I am planning to do some reading aloud, both in Greek and in translation as we make our usual insightful and inspiring observation and discussion. The descriptions of the sea journey and the perils of the sea road to Ithaka strike me as some of the most action packed and evocative passages in a work replete with stirring and inspiring epic language. I stumbled across a poem by C.P. Cavafy (1863-1933) ‘Ithaka’ and it struck me as very appropriate to the mood. I will bring it with me and would like to read that too.
It seems such a long time ago when the first meeting was convened at Kassa in St.Leonards – May 2013. That makes this blog 4 years and 3 months old – an amazing achievement! I have to thank all members (past and present all) for contributing to its foundation and setting up as well as keeping it all running along so well. We have covered quite a lot of the ancient world but we could easily go on forever – so many works to look at. A few gems that I had in mid and which we could look at this winter...Tacitus – Histories/Annals, Aulus Gellius – Attic Nights, Philostratus – the Life of Apollonius of Tyana, Lucan – Civil War, to name but a few. So Legendum must and shall continue one way or another. We shall remain united and steadfast in the pursuit of classical knowledge and enjoyment!
The blog and the reading group have really inspired my studies in Classics and led me down research paths I would never have thought of on my own. I couldn’t have had these enriching and memorable experiences without you all – I thank you from the bottom of my heart for that gift and hope to turn it to good use for further exploration and study of the Classics – a lifelong and enduring passion. One of the most rewarding and stimulating aspects has been the discussions and the often surprising turns that our observations can take – sharing ideas and interpretations by looking at the texts from many different angles and through the lenses of various translators through the ages of these ageless works.

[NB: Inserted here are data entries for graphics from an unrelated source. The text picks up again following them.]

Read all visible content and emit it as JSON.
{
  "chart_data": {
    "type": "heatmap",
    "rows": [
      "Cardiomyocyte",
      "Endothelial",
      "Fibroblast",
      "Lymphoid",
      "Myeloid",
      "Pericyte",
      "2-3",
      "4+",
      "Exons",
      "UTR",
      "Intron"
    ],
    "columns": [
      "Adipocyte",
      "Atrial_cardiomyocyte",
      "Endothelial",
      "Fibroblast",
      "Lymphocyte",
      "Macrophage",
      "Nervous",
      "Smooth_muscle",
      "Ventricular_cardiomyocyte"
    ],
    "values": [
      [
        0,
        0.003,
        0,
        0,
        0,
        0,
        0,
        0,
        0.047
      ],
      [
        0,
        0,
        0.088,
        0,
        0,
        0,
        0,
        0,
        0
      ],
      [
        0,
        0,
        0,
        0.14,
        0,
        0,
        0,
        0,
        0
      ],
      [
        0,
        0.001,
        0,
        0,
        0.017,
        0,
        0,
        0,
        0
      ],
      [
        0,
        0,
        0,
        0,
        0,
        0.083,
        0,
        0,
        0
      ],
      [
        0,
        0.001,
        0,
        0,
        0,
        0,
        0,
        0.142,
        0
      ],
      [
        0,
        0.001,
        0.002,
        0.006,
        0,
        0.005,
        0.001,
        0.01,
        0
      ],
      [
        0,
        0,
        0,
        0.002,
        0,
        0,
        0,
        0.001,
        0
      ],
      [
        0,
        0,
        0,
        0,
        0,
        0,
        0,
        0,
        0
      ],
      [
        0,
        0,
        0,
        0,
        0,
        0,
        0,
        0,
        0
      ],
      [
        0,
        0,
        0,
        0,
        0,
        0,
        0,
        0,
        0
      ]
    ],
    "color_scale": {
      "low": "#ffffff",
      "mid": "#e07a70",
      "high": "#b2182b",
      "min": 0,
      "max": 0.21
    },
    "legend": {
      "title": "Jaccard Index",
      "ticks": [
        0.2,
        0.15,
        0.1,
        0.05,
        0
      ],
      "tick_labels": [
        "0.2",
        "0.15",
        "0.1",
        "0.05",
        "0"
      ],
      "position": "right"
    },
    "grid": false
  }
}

I have been impressed by what is possible using Google hangouts, conference type calls where multiple users can engage in a real time discussion. I think this platform or something similar would probably suit our needs best. It is already being used very successfully by many academic research institutions, The Center for Hellenic Studies (Harvard University)(Professor G. Nagy) being a very fine example of what can be done. There is also a YouTube channel. So the possibilities are very exciting!